Index

The index is the heart of VAST's architecture, as it brings together a novel actor-based streaming architecture for high-speed data ingestion and low-latency query processing.

Concepts

Before describing the data flow, it is important to understand the following concepts:

  • Partition: This is the horizontal scaling unit of the index. There exists always one active partition, which is mutable. All remaining partitions are passive partitions and immutable. Passive partitions come into play during query processing.

  • Meta Index: The meta index is the first-level index that every query hits. A lookup produces a set of candidate partitions in which the query can execute in a meaningful way. For example, if the user asks about IP addresses, but a partition has no data of such type, then the partition is not relevant for the query and doesn't need to be looked at.

    The meta index relies on space-efficient probabilistic data structures and is therefore lossy, i.e., lookups can produce false positives that result in evaluation of irrelevant partitions for a given query. This was a deliberate design choice in order to meet the low-latency export requirements, especially for point and membership queries. For example, knowing whether a certain IP or string exists in the entire data set can be answered very efficiently with the meta index alone.

  • Value Index: The value index is a type-specific implementation for a single value, such as an IP address, string, or boolean. It operates on a well-defined domain. For example, VAST uses a sliced bitmap index for IP addresses to answer top-k and subnet membership queries efficiently.

  • Indexer: The actor that owns a value index. The partition manages a set of indexers, exactly one per unique record field in a table slice data. For example, if a table slice has a layout with 7 columns, then there exist 7 indexers, each of which are responsible for their respective column.

Data Ingestion

To meet the goal of high-throughput data import, the index seperates the read and write path. The figure below shows the involved actors during ingestion.

The data flow proceeds as follows:

  1. A source parses input and generates batches of tables slices.

  2. The importer in the remote VAST node accepts the tables slices, stamps every row with a unique 2^64 bit ID, and forwards the slice to the index.

  3. The index forwards the current batch to the meta index.

  4. The index moves the table slice to the active partition, which takes a view of each column and distributes each of those to a dedicated indexer.

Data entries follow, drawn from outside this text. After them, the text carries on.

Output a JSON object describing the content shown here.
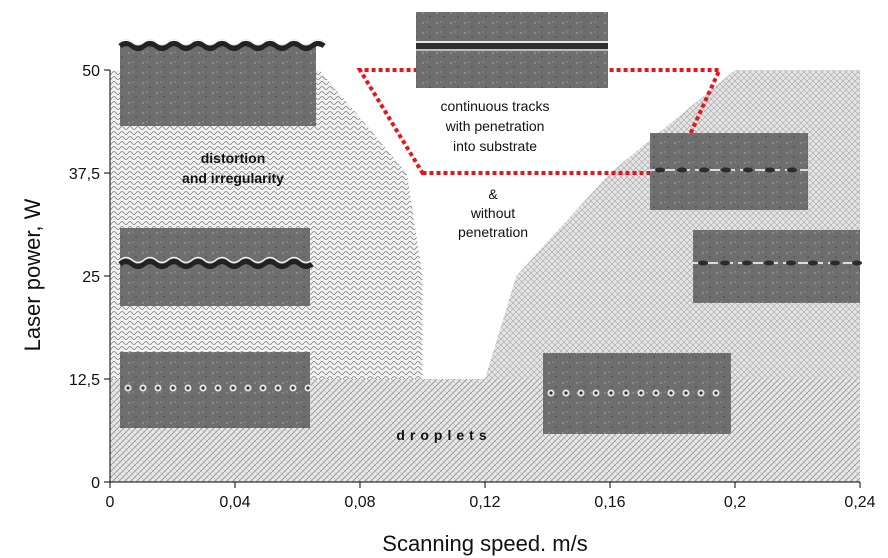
{
  "chart_data": {
    "type": "area",
    "title": "",
    "xlabel": "Scanning speed. m/s",
    "ylabel": "Laser power, W",
    "xlim": [
      0,
      0.24
    ],
    "ylim": [
      0,
      50
    ],
    "x_ticks": [
      "0",
      "0,04",
      "0,08",
      "0,12",
      "0,16",
      "0,2",
      "0,24"
    ],
    "y_ticks": [
      "0",
      "12,5",
      "25",
      "37,5",
      "50"
    ],
    "regions": [
      {
        "name": "distortion_irregularity",
        "label_lines": [
          "distortion",
          "and irregularity"
        ],
        "polygon": [
          [
            0,
            12.5
          ],
          [
            0,
            50
          ],
          [
            0.067,
            50
          ],
          [
            0.095,
            37.5
          ],
          [
            0.1,
            25
          ],
          [
            0.1,
            12.5
          ]
        ]
      },
      {
        "name": "droplets",
        "label": "droplets",
        "polygon": [
          [
            0,
            0
          ],
          [
            0.24,
            0
          ],
          [
            0.24,
            12.5
          ],
          [
            0,
            12.5
          ]
        ]
      },
      {
        "name": "right_hatched",
        "polygon": [
          [
            0.12,
            12.5
          ],
          [
            0.13,
            25
          ],
          [
            0.16,
            37.5
          ],
          [
            0.2,
            50
          ],
          [
            0.24,
            50
          ],
          [
            0.24,
            12.5
          ]
        ]
      },
      {
        "name": "continuous_tracks",
        "label_lines": [
          "continuous tracks",
          "with penetration",
          "into substrate"
        ],
        "polygon": [
          [
            0.1,
            37.5
          ],
          [
            0.18,
            37.5
          ],
          [
            0.195,
            50
          ],
          [
            0.08,
            50
          ]
        ],
        "color": "#e8141b"
      },
      {
        "name": "without_penetration",
        "label_lines": [
          "&",
          "without",
          "penetration"
        ]
      }
    ],
    "grid": false,
    "legend": "none"
  },
  "photos": [
    {
      "name": "track-photo-1"
    },
    {
      "name": "track-photo-2"
    },
    {
      "name": "track-photo-3"
    },
    {
      "name": "track-photo-4"
    },
    {
      "name": "track-photo-5"
    },
    {
      "name": "track-photo-6"
    },
    {
      "name": "track-photo-7"
    }
  ]
}
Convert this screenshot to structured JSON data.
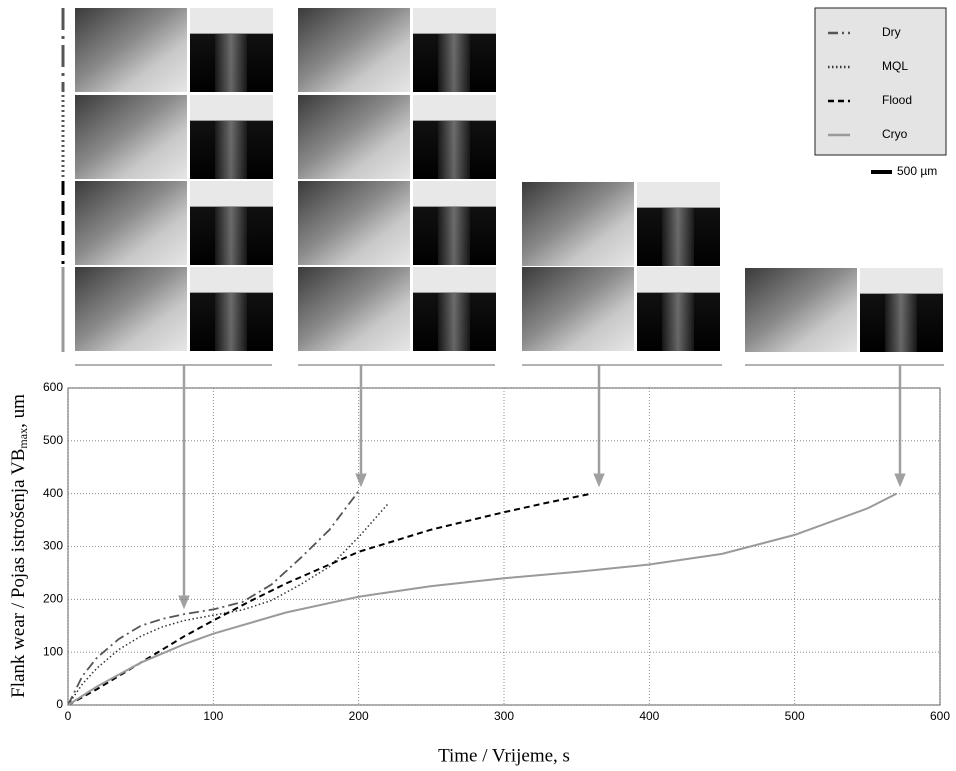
{
  "chart_data": {
    "type": "line",
    "xlabel": "Time / Vrijeme, s",
    "ylabel": "Flank wear / Pojas istrošenja VB",
    "ylabel_sub": "max",
    "ylabel_end": ", um",
    "scale_bar_label": "500 µm",
    "xlim": [
      0,
      600
    ],
    "ylim": [
      0,
      600
    ],
    "xticks": [
      0,
      100,
      200,
      300,
      400,
      500,
      600
    ],
    "yticks": [
      0,
      100,
      200,
      300,
      400,
      500,
      600
    ],
    "grid": true,
    "legend": "upper right",
    "series": [
      {
        "name": "Dry",
        "color": "#555555",
        "style": "dashdot",
        "x": [
          0,
          10,
          20,
          35,
          50,
          65,
          80,
          100,
          120,
          140,
          160,
          180,
          200
        ],
        "values": [
          0,
          55,
          90,
          125,
          150,
          163,
          172,
          181,
          195,
          228,
          278,
          332,
          405
        ]
      },
      {
        "name": "MQL",
        "color": "#333333",
        "style": "dotted",
        "x": [
          0,
          10,
          20,
          35,
          50,
          65,
          80,
          100,
          120,
          140,
          160,
          180,
          200,
          220
        ],
        "values": [
          0,
          40,
          70,
          105,
          130,
          148,
          160,
          170,
          180,
          198,
          228,
          262,
          318,
          380
        ]
      },
      {
        "name": "Flood",
        "color": "#000000",
        "style": "dashed",
        "x": [
          0,
          20,
          50,
          80,
          100,
          125,
          150,
          200,
          250,
          300,
          330,
          360
        ],
        "values": [
          0,
          30,
          80,
          130,
          160,
          196,
          230,
          290,
          332,
          365,
          383,
          400
        ]
      },
      {
        "name": "Cryo",
        "color": "#9a9a9a",
        "style": "solid",
        "x": [
          0,
          20,
          50,
          80,
          100,
          150,
          200,
          250,
          300,
          350,
          400,
          450,
          500,
          550,
          570
        ],
        "values": [
          0,
          35,
          80,
          115,
          135,
          175,
          205,
          225,
          240,
          252,
          266,
          286,
          322,
          372,
          400
        ]
      }
    ]
  }
}
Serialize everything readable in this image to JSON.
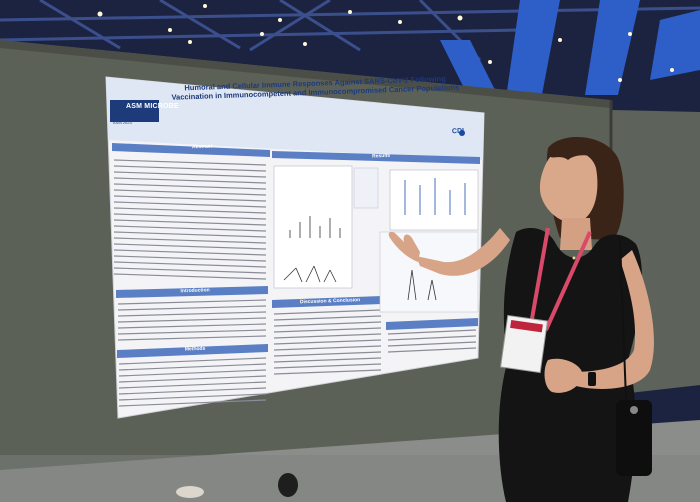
{
  "poster": {
    "title": "Humoral and Cellular Immune Responses Against SARS-CoV-2 Following Vaccination in Immunocompetent and Immunocompromised Cancer Populations",
    "logo_text": "ASM MICROBE",
    "logo_subtext": "ASM 2023",
    "partner_logo": "CDI",
    "sections": {
      "abstract": "Abstract",
      "results": "Results",
      "introduction": "Introduction",
      "methods": "Methods",
      "discussion": "Discussion & Conclusion"
    }
  },
  "colors": {
    "poster_band": "#5b7fc4",
    "board": "#5c6158",
    "dress": "#141414",
    "lanyard": "#d94a6a"
  }
}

  5. The indexer adds the data to its contained value index.

  6. If the active partition has reached it's capacity, the index moves it into a passive partition and creates a new active partition afterwards.

Query Processing

To meet the goal of low-latency data export, the index has a highly concurrent query execution engine. The figure below illustrates the data retrieval path.

There are multiple places in VAST that can spawn queries. Most commonly, the user issues a query. To simplify the discussion, we now assume that the node received a query expression from the user and that it has spawned a dedicated query actor for that expression. Thereafter, the query actor begins to interact with the index as follows:

  1. The query sends the expression to the index, asking for hits.

  2. The index asks the meta index to identify the set of relevant partitions for the given query.

  3. The meta index returns a list of partition IDs.

  4. The index looks in its in-memory cache for partitions. If it finds cached passive partitions, it spawns an evaluator for each partition and forwards the expression to all of them. If the query spans on-disk partitions, the index materializes them in order and then proceeds with spawning evaluators as above.

  5. The evaluator chops the expression into predicates and sends those predicates to the corresponding indexers.

  6. The indexers perform a lookup in the value index and ship results back to the evaluator.

  7. The evaluator receives a stream of ID sets, and for every arriving set, it triggers an AST evaluation. After it processed all hits, it sends the merged ID set to the query actor.

  8. They query actor then takes the index hits in the form of an ID set and relays it to the archive.

  9. The archive materializes the corresponding table slices and sends it back to the query.

  10. The query optionally performs a candidate check by applying the expression on the table slice.

  11. The query sends the table slice to the sink, where the data is processed, e.g., rendered on the console.

note

To avoid that every index lookup scans the entire set of candidate partitions when a "taste" of hits would already suffice, the index schedules partition lookups lazily based on polling by the query.